Now this was a dreadful thing to hear, and one which sent every man in the church leaping to his feet—those of them who could stand, for there were many who could not. We did not stop to ask ourselves by what means the Russians had entered Slawkowo. Well we knew that they had been upon our flanks all day, and it did not seem impossible that they had made a sudden descent upon the church, and were already in the suburbs of the city. If that were so, our case was parlous. We knew that they would burn us out like rats, and would sabre every man who crossed the threshold. Can you wonder, then, that a great silence fell for an instant, and was succeeded by a wild shout of "Aux armes!"

I have lived through many a dangerous hour for the Emperor's sake, but never one, I think, so full of the sublime and the grotesque as that instant of alarm in the church at Slawkowo.

To see men, who had been brawling and singing but a moment before, spring to their feet and stagger towards the door, bayonets fixed or swords flourished; to hear the oaths and curses of drunken brutes, who believed that death had them by the shoulders; to be carried everywhere in a mob which slashed and hewed at an imaginary enemy, and even cut down its comrades in a mad debauch of fear and frenzy—all this, I say, surpassed experience.

Yet such was the result of that wild alarm.

The Cossacks were at the gates; the church was fired. From without and within the roar and the brawl waxed deafening. Those in the snow beat fiercely upon the doors, and splintered them with axe and musket; those within fired their pistols from every window, and called on God and the devil to help them. When it was apparent that the doors were giving way, a panic ensued such as the meanest mercenary might have been ashamed of.
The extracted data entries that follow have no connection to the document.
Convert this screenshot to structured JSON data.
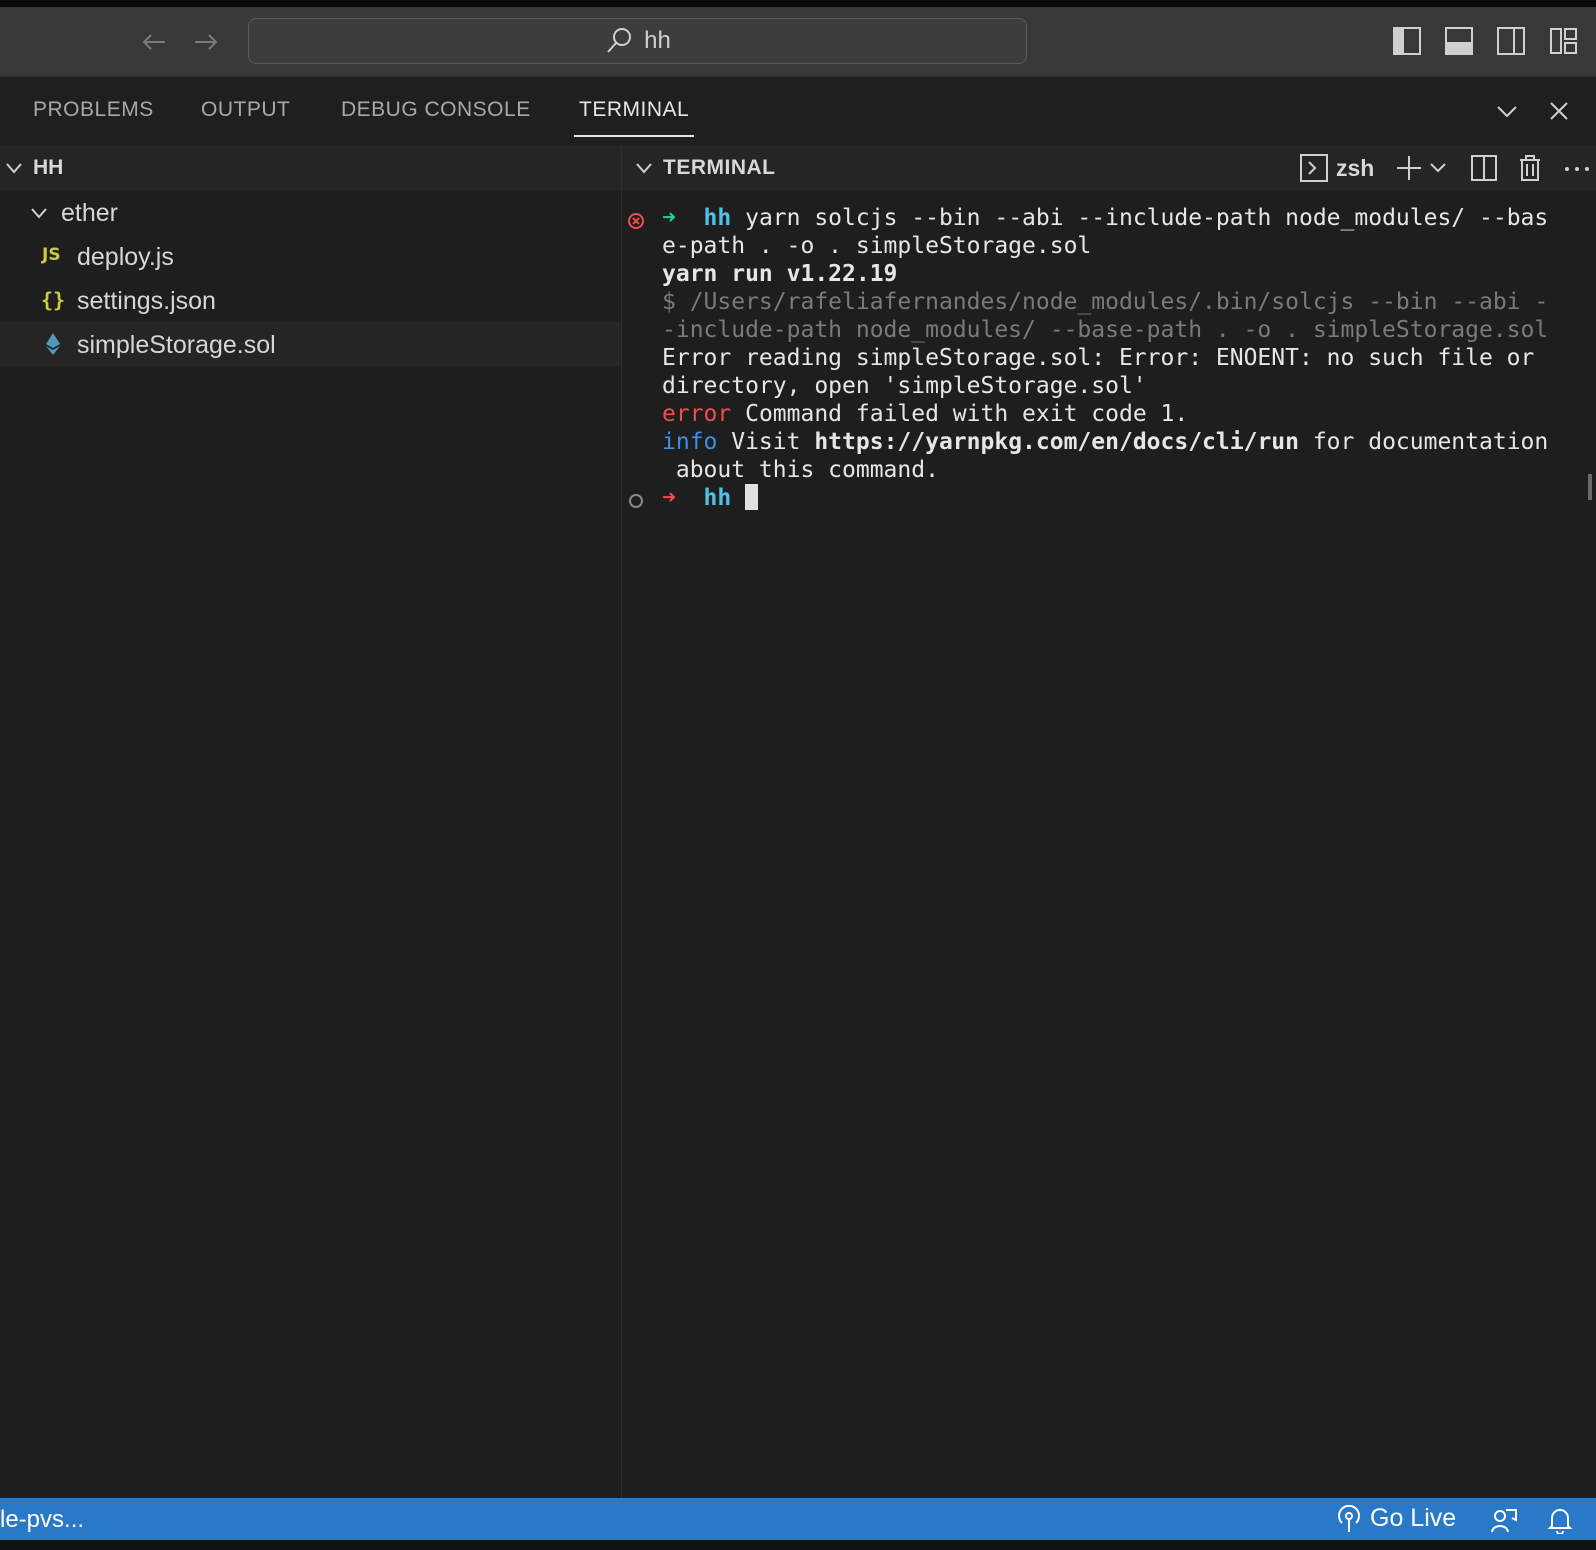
{
  "titlebar": {
    "search_text": "hh",
    "icons": [
      "arrow-left-icon",
      "arrow-right-icon",
      "search-icon",
      "toggle-primary-sidebar-icon",
      "toggle-panel-icon",
      "toggle-secondary-sidebar-icon",
      "customize-layout-icon"
    ]
  },
  "panel": {
    "tabs": [
      {
        "label": "PROBLEMS"
      },
      {
        "label": "OUTPUT"
      },
      {
        "label": "DEBUG CONSOLE"
      },
      {
        "label": "TERMINAL",
        "active": true
      }
    ]
  },
  "explorer": {
    "section_title": "HH",
    "folder": "ether",
    "files": [
      {
        "icon_text": "JS",
        "name": "deploy.js",
        "icon_color": "#cbcb41"
      },
      {
        "icon_text": "{}",
        "name": "settings.json",
        "icon_color": "#cbcb41"
      },
      {
        "icon_text": "",
        "name": "simpleStorage.sol",
        "icon_color": "#519aba"
      }
    ]
  },
  "terminal": {
    "section_title": "TERMINAL",
    "shell": "zsh",
    "lines": {
      "l1_dir": "hh",
      "l1_cmd": " yarn solcjs --bin --abi --include-path node_modules/ --bas",
      "l2": "e-path . -o . simpleStorage.sol",
      "l3": "yarn run v1.22.19",
      "l4": "$ /Users/rafeliafernandes/node_modules/.bin/solcjs --bin --abi -",
      "l5": "-include-path node_modules/ --base-path . -o . simpleStorage.sol",
      "l6": "Error reading simpleStorage.sol: Error: ENOENT: no such file or",
      "l7": "directory, open 'simpleStorage.sol'",
      "l8_tag": "error",
      "l8_rest": " Command failed with exit code 1.",
      "l9_tag": "info",
      "l9_mid": " Visit ",
      "l9_url": "https://yarnpkg.com/en/docs/cli/run",
      "l9_rest": " for documentation",
      "l10": " about this command.",
      "l11_dir": "hh"
    }
  },
  "statusbar": {
    "left_text": "le-pvs...",
    "go_live": "Go Live",
    "color": "#2a78c8"
  }
}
Men howled in fear or supplicated an enemy still invisible; others flew to the bottle, and drank prodigious draughts; some capered like women round and round the fires in a drunken pæan of death. But all surely believed that the Cossacks were there; and we of the Guard, determining at length that assault was better than defence, threw the doors wide open and charged headlong through the blinding storm.

Ah! what a night that was—what a mockery! Perceived but not seeing, for the aureole of light must have shown our figures clearly to the enemy, we slashed and hewed at hazard—here in snow to our knees, there falling upon the slippery ground, now locked arm in arm with the aggressors, or again standing alone seeking vainly for an enemy.

Whence the assault had come or by whom we knew no more than the dead.

Either the light blinded us or we stood in such black darkness that a man might have slain his own brother unawares.

In truth, we had been doing this all along, and we must have fought a full ten minutes before someone cried out that we were killing Frenchmen, and instantly there arose a terrible uproar and the ghastly truth was discovered.

It had not been the Cossacks at all who had come to the place, but a regiment of chasseurs of the line, of whom no fewer than forty now lay dead before the porch of the church. Who can describe our chagrin and dismay when this was made known? Our own comrades! Many a man there would as soon have slain his own children.